Jenn McClellan, an Albuquerque mother, says size-reducing treatments exacerbate weight stigma. She believes that parents should set an example for their children to embrace different physiques rather than pushing them to follow small ideals. “They shouldn’t change their bodies because of bullying to conform to socially accepted patterns,” she says.

Many supporters of the growing fat tolerance movement share McClellan’s view. For example, the Society for Body Diversity and Health issued a statement condemning the AAP’s treatment guidelines, writing that they “exacerbate medical lipophobia and ultimately reduce the quality of care” in children. rice field.

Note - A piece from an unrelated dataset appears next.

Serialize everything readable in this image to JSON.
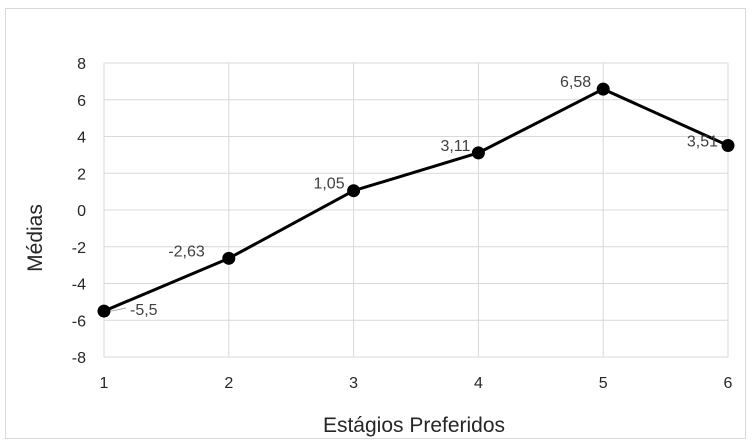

But Grace said she couldn’t stand the thought of her daughter reliving her childhood struggles and living a life of alienation because of her body. She “just remembers all that sadness and loneliness. I wish I could go back and help her,” Grace says.

So when Grace’s daughter asked for help with weight management, Grace devoted herself to the task. These are difficult decisions that come down to so many different and very personal factors, but Grace says she’s grateful that there are new options to consider.

And since her daughter’s mental health has improved, she feels justified in her decision to continue treatment.

“She has more friends, better grades in school, and is more able to express herself, who she is, and who she is,” says Grace.

Instead, she says, the change has made her daughter less weight-stigmatized and more accepting. “I think it gave her a lot of empathy for people who were different from her,” says Grace.

Edited by Carmel Ross. Art produced by Meredith Rizzo.